L’horizon ***- Patrick Modiano

Gallimard, Broché, Mars 2010
Editeur:
» Il suivait la Dieffenbachstrasse. Une averse tombait, une averse d’été dont la violence s’atténuait à mesure qu’il marchait en s’abritant sous les arbres. Longtemps, il avait pensé que Margaret était morte. Il n’y a pas de raison, non, il n’y a pas de raison. Même l’année de nos naissances à tous les deux, quand cette ville, vue du ciel, n’était plus qu’un amas de décombres, des lilas fleurissaient parmi les ruines, au fond des jardins. »
Avis:
Je suis une inconditionnelle de Modiano, le lire c’est comme retrouver un ami, c’est aussi comme voir un film de François Truffaut, L’enfance de Modiano et celle de Truffaut, ayant semble-t-il bien des points communs, des parents inexistants, un mère qui ne vous aime pas, et la passion des livres. Retrouver Doinel c’est comme retrouver les personnages de Modiano.
Il s’agit souvent, toujours? d’une quête du passé, se remémorer des souvenirs devenus flous, rechercher une femme (Dans le café de la jeunesse perdue) et dans celui ci, L’horizon.
Dans son livre « Dora Bruder Modiano et le narrateur cherchent les traces d’une jeune juive déportée, un de mes textes préférés de Modiano, beau, émouvant, déambulant.
Les rues de Paris, un goût pour les noms de rue, les places, les noms propres également. Ce goût récurrent c’est la signature Modiano, les bornes familières que l’on cherche à la lecture de ses livres comme on aime retrouver les mimiques dans un visage familier.
Les livres de Modiano sont toujours mélancoliques mais ne rendent pas triste.Au contraire. Ils me procurent toujours un grand plaisir de lecture.

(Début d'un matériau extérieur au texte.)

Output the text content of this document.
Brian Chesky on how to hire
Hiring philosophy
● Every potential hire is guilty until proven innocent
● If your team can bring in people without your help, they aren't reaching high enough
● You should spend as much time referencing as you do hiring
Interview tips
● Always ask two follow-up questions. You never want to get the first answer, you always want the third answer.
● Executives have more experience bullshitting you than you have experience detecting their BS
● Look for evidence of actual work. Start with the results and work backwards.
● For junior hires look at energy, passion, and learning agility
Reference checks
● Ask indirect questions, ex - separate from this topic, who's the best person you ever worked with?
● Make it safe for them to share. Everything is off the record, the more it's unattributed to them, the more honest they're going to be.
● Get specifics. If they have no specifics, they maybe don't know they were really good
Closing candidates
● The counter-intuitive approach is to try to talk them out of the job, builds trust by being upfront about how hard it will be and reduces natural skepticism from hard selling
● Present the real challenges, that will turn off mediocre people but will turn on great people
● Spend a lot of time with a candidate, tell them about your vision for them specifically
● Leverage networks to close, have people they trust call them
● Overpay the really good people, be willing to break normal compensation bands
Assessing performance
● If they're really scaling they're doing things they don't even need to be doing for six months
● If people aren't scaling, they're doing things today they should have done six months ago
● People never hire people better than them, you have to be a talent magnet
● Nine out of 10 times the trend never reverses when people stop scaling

Page 12: « Derrière les événements précis et les visages familiers, il sentait bien tout ce qui était devenu une matière sombre: brèves rencontres, rendez-vous manqués, lettres perdues, prénoms et numéros de téléphone figurant dans un ancien agenda et que vous avez oubliés, et celles et ceux que vous avez croisés sans même le savoir. Comme en astronomie, cette matière sombre était plus vaste que la partie visible de votre vie. »
Le souvenir de la première rencontre avec la femme perdue: (page27) « Il essayait vainement de se rappeler dans quel livre était écrit que chaque première rencontre est une blessure. »

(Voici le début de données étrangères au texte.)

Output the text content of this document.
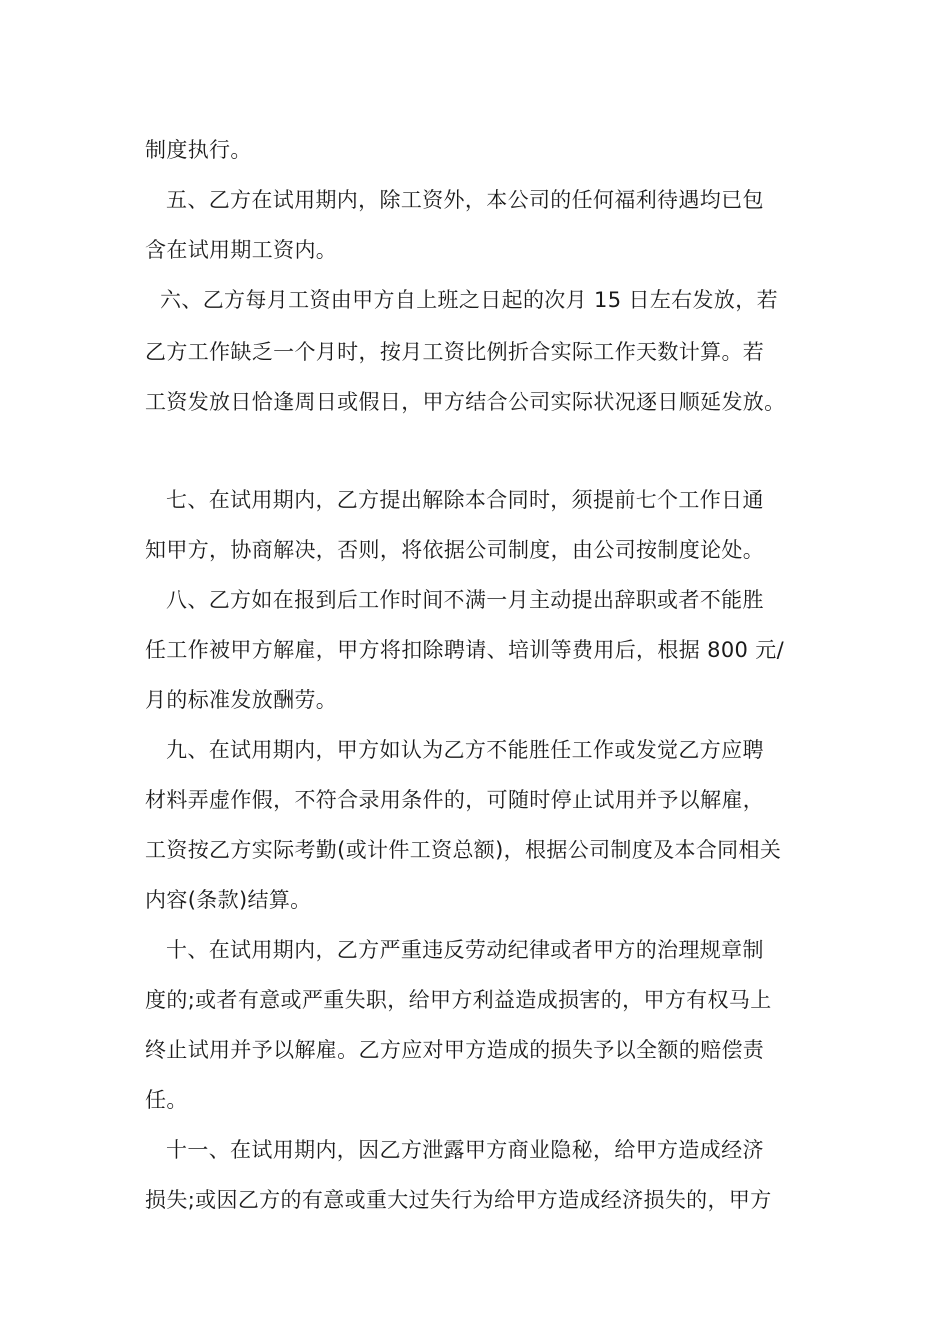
制度执行。
五、乙方在试用期内，除工资外，本公司的任何福利待遇均已包
含在试用期工资内。
六、乙方每月工资由甲方自上班之日起的次月 15 日左右发放，若
乙方工作缺乏一个月时，按月工资比例折合实际工作天数计算。若
工资发放日恰逢周日或假日，甲方结合公司实际状况逐日顺延发放。
七、在试用期内，乙方提出解除本合同时，须提前七个工作日通
知甲方，协商解决，否则，将依据公司制度，由公司按制度论处。
八、乙方如在报到后工作时间不满一月主动提出辞职或者不能胜
任工作被甲方解雇，甲方将扣除聘请、培训等费用后，根据 800 元/
月的标准发放酬劳。
九、在试用期内，甲方如认为乙方不能胜任工作或发觉乙方应聘
材料弄虚作假，不符合录用条件的，可随时停止试用并予以解雇，
工资按乙方实际考勤(或计件工资总额)，根据公司制度及本合同相关
内容(条款)结算。
十、在试用期内，乙方严重违反劳动纪律或者甲方的治理规章制
度的;或者有意或严重失职，给甲方利益造成损害的，甲方有权马上
终止试用并予以解雇。乙方应对甲方造成的损失予以全额的赔偿责
任。
十一、在试用期内，因乙方泄露甲方商业隐秘，给甲方造成经济
损失;或因乙方的有意或重大过失行为给甲方造成经济损失的，甲方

Je voudrais mettre en parallèle cette phrase, page 46, « On entrait par une porte très basse.Un escalier à double mouvement qui montait ne croisait jamais celui qui descendait » avec celle, page 127: « Il avait lu, la veille, un roman de science-fiction, Les Corridors du temps. Des gens étaient amis dans leur jeunesse, mais certains ne vieillissent pas, et quand ils croisent les autres, après quarante ans, ils ne les reconnaissent plus. Et d’ailleurs il ne peut y avoir aucun contact entre eux: Ils sont souvent côte à côte, mais chacun dans un corridor du temps différent. S’ils voulaient se parler, ils ne s’entendraient pas, comme deux personnes qui sont séparés par une vitre d’aquarium »
Dans les romans de Modiano, on retrouve toujours cette escalier à double mouvement, je veux dire, il y a toujours des rapprochements mais sans véritable proximité, même les histoires d’amour sont irréelles. « D’ailleurs, était-ce vraiment elle? Mieux valait ne pas en savoir plus. Au moins , avec le doute, il demeure encore une forme d’espoir, une ligne de fuite vers l’horizon » (page142) Les livres de Modiano sont des lignes de fuite vers l’horizon , les personnages ont les yeux tournés vers le passé mais avancent vers un désir de coïncidence, entre les êtres, entre les lieux et les temps.